How does this index help us with wildcard queries? Consider the wildcard query m*n. The key is to rotate such a wildcard query so that the * symbol appears at the end of the string - thus the rotated wildcard query becomes n$m*. Next, we look up this string in the permuterm index, where seeking n$m* (via a search tree) leads to rotations of (among others) the terms man and moron.
Now that the permuterm index enables us to identify the original vocabulary terms matching a wildcard query, we look up these terms in the standard inverted index to retrieve matching documents. We can thus handle any wildcard query with a single * symbol. But what about a query such as fi*mo*er?
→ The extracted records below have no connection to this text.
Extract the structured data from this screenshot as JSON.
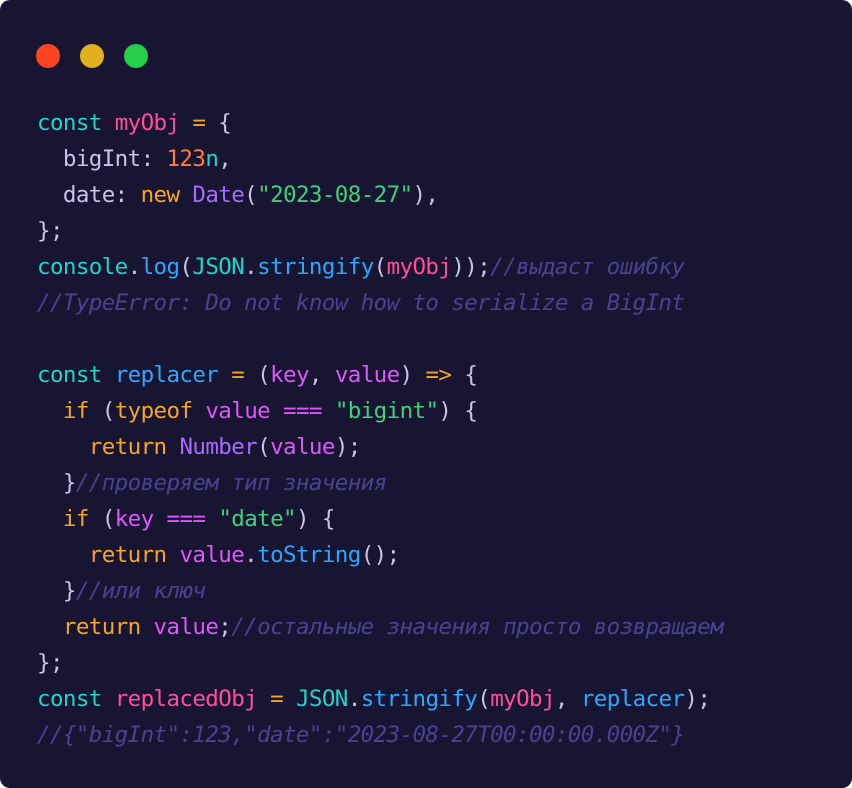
{
  "window": {
    "background": "#181533",
    "traffic_lights": [
      {
        "name": "close",
        "color": "#ff4423"
      },
      {
        "name": "minimize",
        "color": "#e0b01f"
      },
      {
        "name": "maximize",
        "color": "#28cf4c"
      }
    ]
  },
  "code": {
    "language": "javascript",
    "lines": [
      [
        {
          "t": "const",
          "c": "kw-const"
        },
        {
          "t": " ",
          "c": "punc"
        },
        {
          "t": "myObj",
          "c": "var-pink"
        },
        {
          "t": " ",
          "c": "punc"
        },
        {
          "t": "=",
          "c": "op"
        },
        {
          "t": " {",
          "c": "punc"
        }
      ],
      [
        {
          "t": "  bigInt: ",
          "c": "prop"
        },
        {
          "t": "123",
          "c": "num"
        },
        {
          "t": "n",
          "c": "kw-const"
        },
        {
          "t": ",",
          "c": "punc"
        }
      ],
      [
        {
          "t": "  date: ",
          "c": "prop"
        },
        {
          "t": "new",
          "c": "kw-y"
        },
        {
          "t": " ",
          "c": "punc"
        },
        {
          "t": "Date",
          "c": "cls"
        },
        {
          "t": "(",
          "c": "punc"
        },
        {
          "t": "\"2023-08-27\"",
          "c": "str"
        },
        {
          "t": "),",
          "c": "punc"
        }
      ],
      [
        {
          "t": "};",
          "c": "punc"
        }
      ],
      [
        {
          "t": "console",
          "c": "obj"
        },
        {
          "t": ".",
          "c": "punc"
        },
        {
          "t": "log",
          "c": "meth"
        },
        {
          "t": "(",
          "c": "punc"
        },
        {
          "t": "JSON",
          "c": "obj"
        },
        {
          "t": ".",
          "c": "punc"
        },
        {
          "t": "stringify",
          "c": "meth"
        },
        {
          "t": "(",
          "c": "punc"
        },
        {
          "t": "myObj",
          "c": "var-pink"
        },
        {
          "t": "));",
          "c": "punc"
        },
        {
          "t": "//выдаст ошибку",
          "c": "comment"
        }
      ],
      [
        {
          "t": "//TypeError: Do not know how to serialize a BigInt",
          "c": "comment"
        }
      ],
      [],
      [
        {
          "t": "const",
          "c": "kw-const"
        },
        {
          "t": " ",
          "c": "punc"
        },
        {
          "t": "replacer",
          "c": "meth"
        },
        {
          "t": " ",
          "c": "punc"
        },
        {
          "t": "=",
          "c": "op"
        },
        {
          "t": " (",
          "c": "punc"
        },
        {
          "t": "key",
          "c": "param"
        },
        {
          "t": ", ",
          "c": "punc"
        },
        {
          "t": "value",
          "c": "param"
        },
        {
          "t": ") ",
          "c": "punc"
        },
        {
          "t": "=>",
          "c": "op"
        },
        {
          "t": " {",
          "c": "punc"
        }
      ],
      [
        {
          "t": "  ",
          "c": "punc"
        },
        {
          "t": "if",
          "c": "kw-y"
        },
        {
          "t": " (",
          "c": "punc"
        },
        {
          "t": "typeof",
          "c": "kw-y"
        },
        {
          "t": " ",
          "c": "punc"
        },
        {
          "t": "value",
          "c": "param"
        },
        {
          "t": " ",
          "c": "punc"
        },
        {
          "t": "===",
          "c": "param"
        },
        {
          "t": " ",
          "c": "punc"
        },
        {
          "t": "\"bigint\"",
          "c": "str"
        },
        {
          "t": ") {",
          "c": "punc"
        }
      ],
      [
        {
          "t": "    ",
          "c": "punc"
        },
        {
          "t": "return",
          "c": "kw-y"
        },
        {
          "t": " ",
          "c": "punc"
        },
        {
          "t": "Number",
          "c": "cls"
        },
        {
          "t": "(",
          "c": "punc"
        },
        {
          "t": "value",
          "c": "param"
        },
        {
          "t": ");",
          "c": "punc"
        }
      ],
      [
        {
          "t": "  }",
          "c": "punc"
        },
        {
          "t": "//проверяем тип значения",
          "c": "comment"
        }
      ],
      [
        {
          "t": "  ",
          "c": "punc"
        },
        {
          "t": "if",
          "c": "kw-y"
        },
        {
          "t": " (",
          "c": "punc"
        },
        {
          "t": "key",
          "c": "param"
        },
        {
          "t": " ",
          "c": "punc"
        },
        {
          "t": "===",
          "c": "param"
        },
        {
          "t": " ",
          "c": "punc"
        },
        {
          "t": "\"date\"",
          "c": "str"
        },
        {
          "t": ") {",
          "c": "punc"
        }
      ],
      [
        {
          "t": "    ",
          "c": "punc"
        },
        {
          "t": "return",
          "c": "kw-y"
        },
        {
          "t": " ",
          "c": "punc"
        },
        {
          "t": "value",
          "c": "param"
        },
        {
          "t": ".",
          "c": "punc"
        },
        {
          "t": "toString",
          "c": "meth"
        },
        {
          "t": "();",
          "c": "punc"
        }
      ],
      [
        {
          "t": "  }",
          "c": "punc"
        },
        {
          "t": "//или ключ",
          "c": "comment"
        }
      ],
      [
        {
          "t": "  ",
          "c": "punc"
        },
        {
          "t": "return",
          "c": "kw-y"
        },
        {
          "t": " ",
          "c": "punc"
        },
        {
          "t": "value",
          "c": "param"
        },
        {
          "t": ";",
          "c": "punc"
        },
        {
          "t": "//остальные значения просто возвращаем",
          "c": "comment"
        }
      ],
      [
        {
          "t": "};",
          "c": "punc"
        }
      ],
      [
        {
          "t": "const",
          "c": "kw-const"
        },
        {
          "t": " ",
          "c": "punc"
        },
        {
          "t": "replacedObj",
          "c": "var-pink"
        },
        {
          "t": " ",
          "c": "punc"
        },
        {
          "t": "=",
          "c": "op"
        },
        {
          "t": " ",
          "c": "punc"
        },
        {
          "t": "JSON",
          "c": "obj"
        },
        {
          "t": ".",
          "c": "punc"
        },
        {
          "t": "stringify",
          "c": "meth"
        },
        {
          "t": "(",
          "c": "punc"
        },
        {
          "t": "myObj",
          "c": "var-pink"
        },
        {
          "t": ", ",
          "c": "punc"
        },
        {
          "t": "replacer",
          "c": "meth"
        },
        {
          "t": ");",
          "c": "punc"
        }
      ],
      [
        {
          "t": "//{\"bigInt\":123,\"date\":\"2023-08-27T00:00:00.000Z\"}",
          "c": "comment"
        }
      ]
    ]
  }
}
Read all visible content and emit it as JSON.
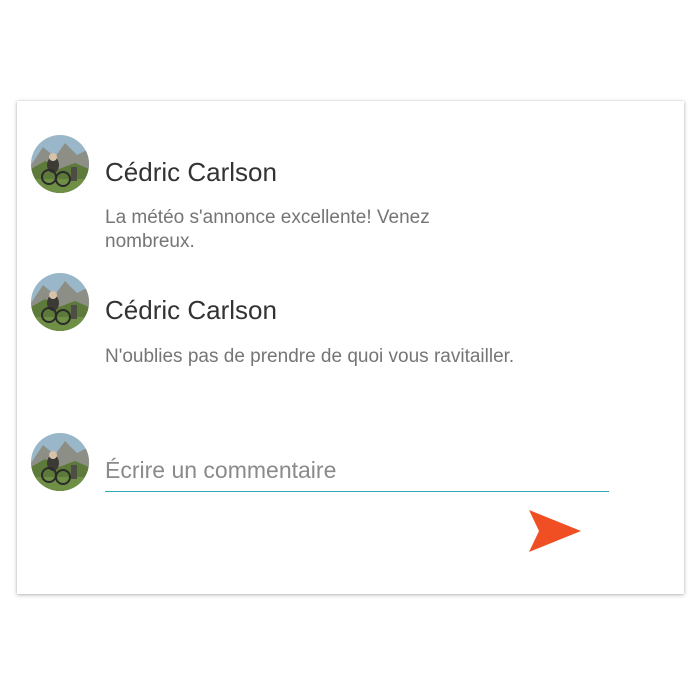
{
  "comments": [
    {
      "author": "Cédric Carlson",
      "text": "La météo s'annonce excellente! Venez nombreux."
    },
    {
      "author": "Cédric Carlson",
      "text": "N'oublies pas de prendre de quoi vous ravitailler."
    }
  ],
  "composer": {
    "placeholder": "Écrire un commentaire",
    "send_icon": "send-icon"
  },
  "colors": {
    "accent_underline": "#35aab0",
    "send_icon": "#f04e23",
    "author_text": "#333333",
    "comment_text": "#757575"
  }
}
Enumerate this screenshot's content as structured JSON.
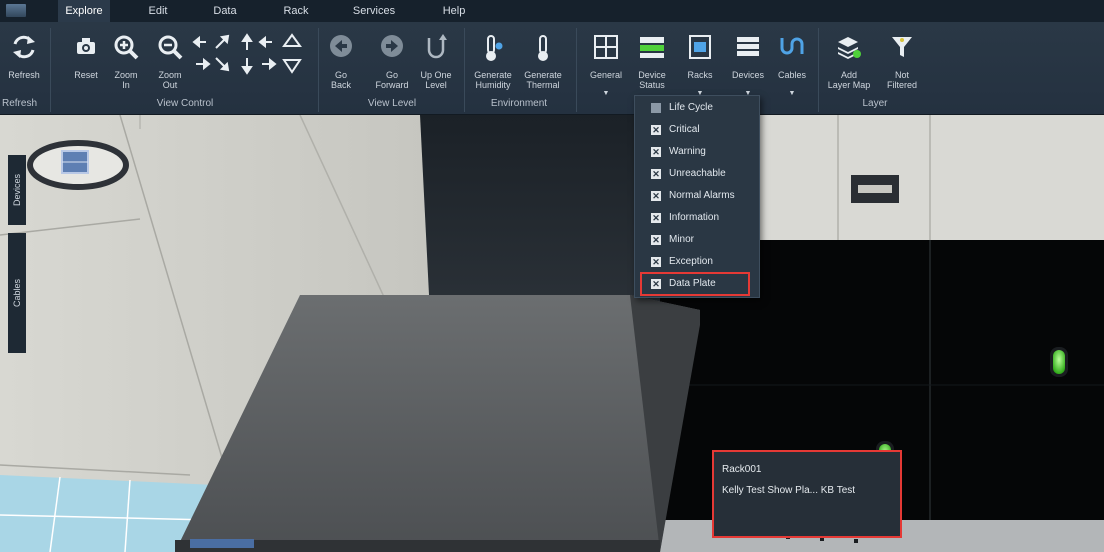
{
  "menubar": {
    "tabs": [
      {
        "label": "Explore",
        "active": true
      },
      {
        "label": "Edit",
        "active": false
      },
      {
        "label": "Data",
        "active": false
      },
      {
        "label": "Rack",
        "active": false
      },
      {
        "label": "Services",
        "active": false
      },
      {
        "label": "Help",
        "active": false
      }
    ]
  },
  "ribbon": {
    "refresh": {
      "label": "Refresh",
      "group": "Refresh"
    },
    "view_control": {
      "group": "View Control",
      "reset": "Reset",
      "zoom_in": "Zoom\nIn",
      "zoom_out": "Zoom\nOut"
    },
    "view_level": {
      "group": "View Level",
      "go_back": "Go\nBack",
      "go_forward": "Go\nForward",
      "up_one_level": "Up One\nLevel"
    },
    "environment": {
      "group": "Environment",
      "generate_humidity": "Generate\nHumidity",
      "generate_thermal": "Generate\nThermal"
    },
    "display": {
      "general": "General",
      "device_status": "Device\nStatus",
      "racks": "Racks",
      "devices": "Devices",
      "cables": "Cables"
    },
    "layer": {
      "group": "Layer",
      "add_layer_map": "Add\nLayer Map",
      "not_filtered": "Not\nFiltered"
    },
    "dropdown_glyph": "▼"
  },
  "side_tabs": {
    "devices": "Devices",
    "cables": "Cables"
  },
  "device_status_menu": {
    "items": [
      {
        "label": "Life Cycle",
        "checked": false
      },
      {
        "label": "Critical",
        "checked": true
      },
      {
        "label": "Warning",
        "checked": true
      },
      {
        "label": "Unreachable",
        "checked": true
      },
      {
        "label": "Normal Alarms",
        "checked": true
      },
      {
        "label": "Information",
        "checked": true
      },
      {
        "label": "Minor",
        "checked": true
      },
      {
        "label": "Exception",
        "checked": true
      },
      {
        "label": "Data Plate",
        "checked": true,
        "highlighted": true
      }
    ]
  },
  "rack_popup": {
    "name": "Rack001",
    "details": "Kelly Test Show Pla... KB Test"
  },
  "colors": {
    "highlight": "#e53935",
    "ribbon_bg": "#2a3846",
    "status_green": "#4fd13a"
  }
}
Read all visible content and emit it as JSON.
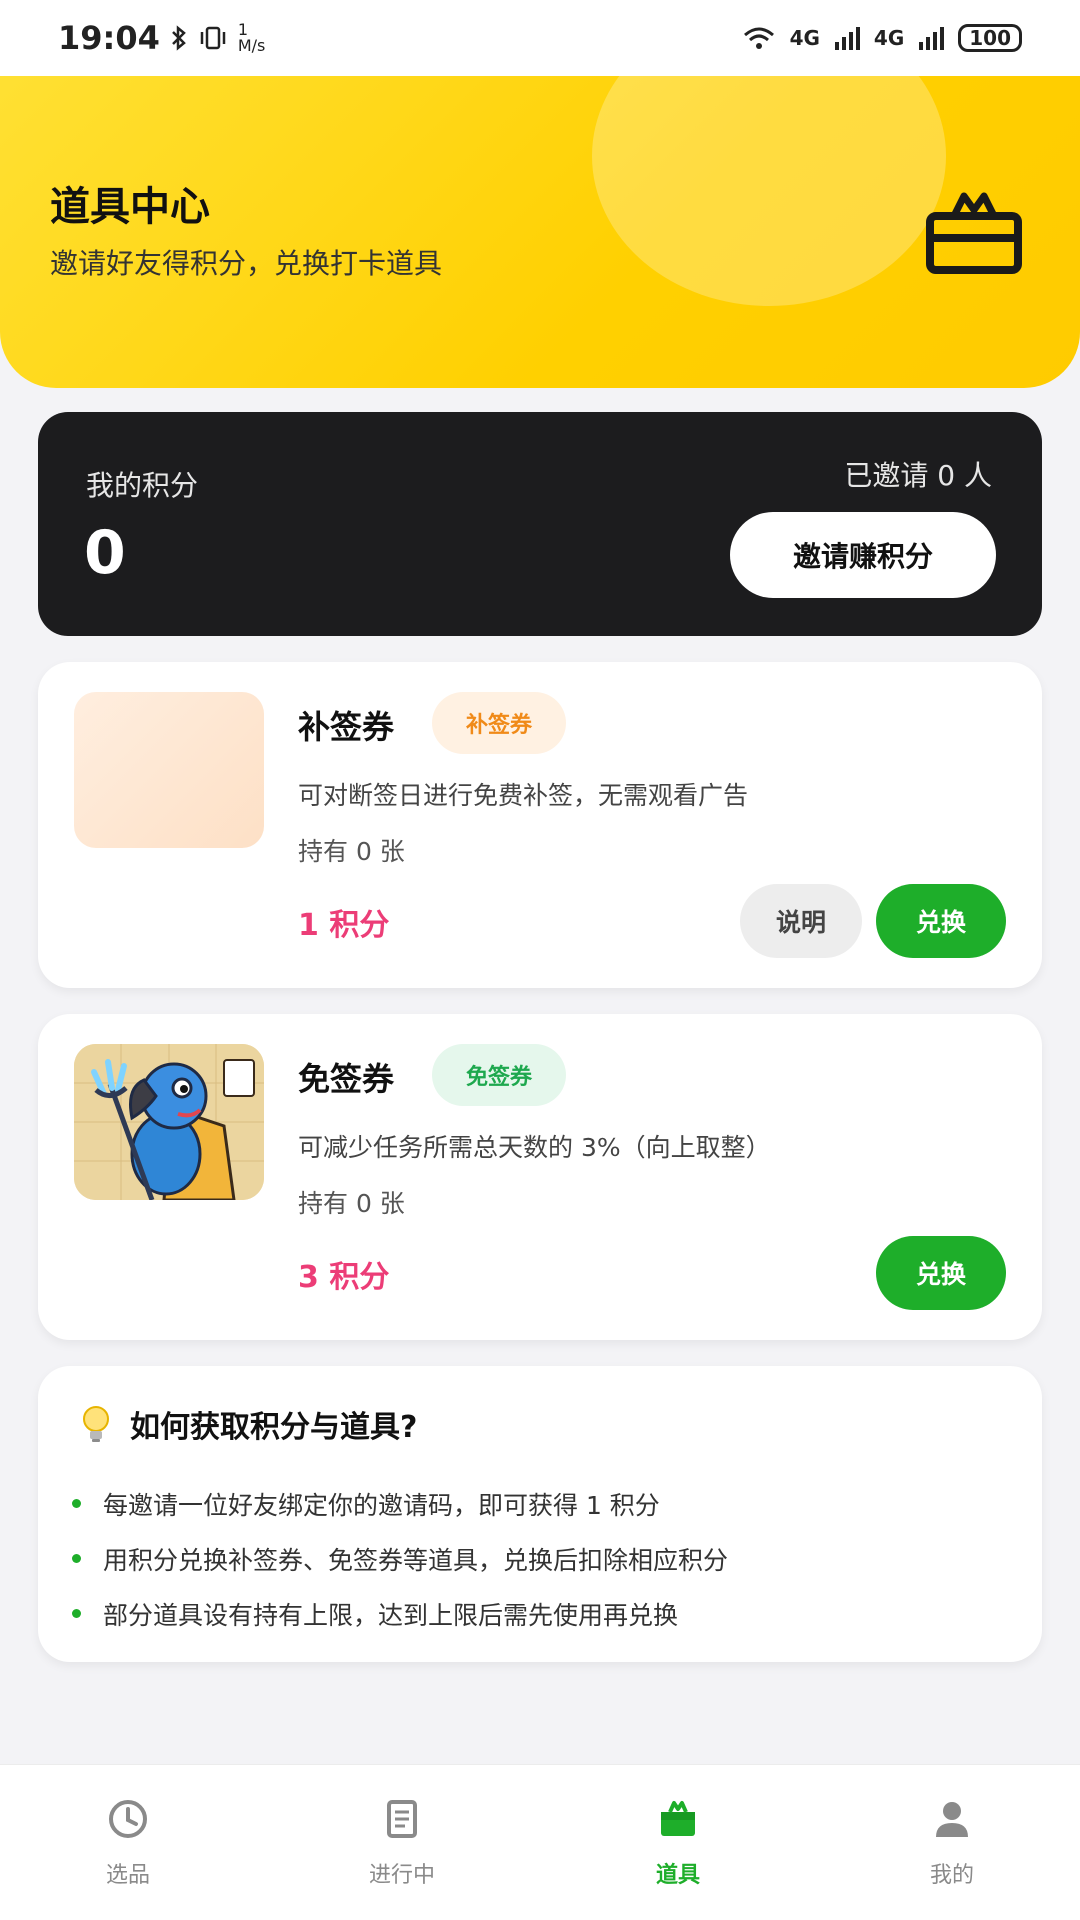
{
  "status_bar": {
    "time": "19:04",
    "net_speed_top": "1",
    "net_speed_unit": "M/s",
    "signal1": "4G",
    "signal2": "4G",
    "battery": "100"
  },
  "header": {
    "title": "道具中心",
    "subtitle": "邀请好友得积分，兑换打卡道具",
    "icon": "gift-icon"
  },
  "points": {
    "label": "我的积分",
    "value": "0",
    "invited_text": "已邀请 0 人",
    "invite_button": "邀请赚积分"
  },
  "items": [
    {
      "name": "补签券",
      "tag": "补签券",
      "tag_color": "#f08a18",
      "tag_bg": "#fff1e2",
      "description": "可对断签日进行免费补签，无需观看广告",
      "owned": "持有 0 张",
      "cost": "1 积分",
      "info_button": "说明",
      "redeem_button": "兑换"
    },
    {
      "name": "免签券",
      "tag": "免签券",
      "tag_color": "#1ea84e",
      "tag_bg": "#e5f7ec",
      "description": "可减少任务所需总天数的 3%（向上取整）",
      "owned": "持有 0 张",
      "cost": "3 积分",
      "redeem_button": "兑换"
    }
  ],
  "help": {
    "icon": "lightbulb-icon",
    "title": "如何获取积分与道具?",
    "points": [
      "每邀请一位好友绑定你的邀请码，即可获得 1 积分",
      "用积分兑换补签券、免签券等道具，兑换后扣除相应积分",
      "部分道具设有持有上限，达到上限后需先使用再兑换"
    ]
  },
  "nav": {
    "items": [
      {
        "label": "选品",
        "icon": "clock-icon"
      },
      {
        "label": "进行中",
        "icon": "document-icon"
      },
      {
        "label": "道具",
        "icon": "gift-icon"
      },
      {
        "label": "我的",
        "icon": "user-icon"
      }
    ],
    "active": "道具"
  },
  "colors": {
    "accent_yellow": "#ffd000",
    "accent_green": "#1eae2a",
    "cost_pink": "#ec3d77",
    "dark_card": "#1c1c1e"
  }
}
In this case we first enumerate the terms in the dictionary that are in the permuterm index of er$fi*. Not all such dictionary terms will have the string mo in the middle - we filter these out by exhaustive enumeration, checking each candidate to see if it contains mo. In this example, the term fishmonger would survive this filtering but filibuster would not. We then run the surviving terms through the standard inverted index for document retrieval. One disadvantage of the permuterm index is that its dictionary becomes quite large, including as it does all rotations of each term.
Notice the close interplay between the B-tree and the permuterm index above. Indeed, it suggests that the structure should perhaps be viewed as a permuterm B-tree. However, we follow traditional terminology here in describing the permuterm index as distinct from the B-tree that allows us to select the rotations with a given prefix.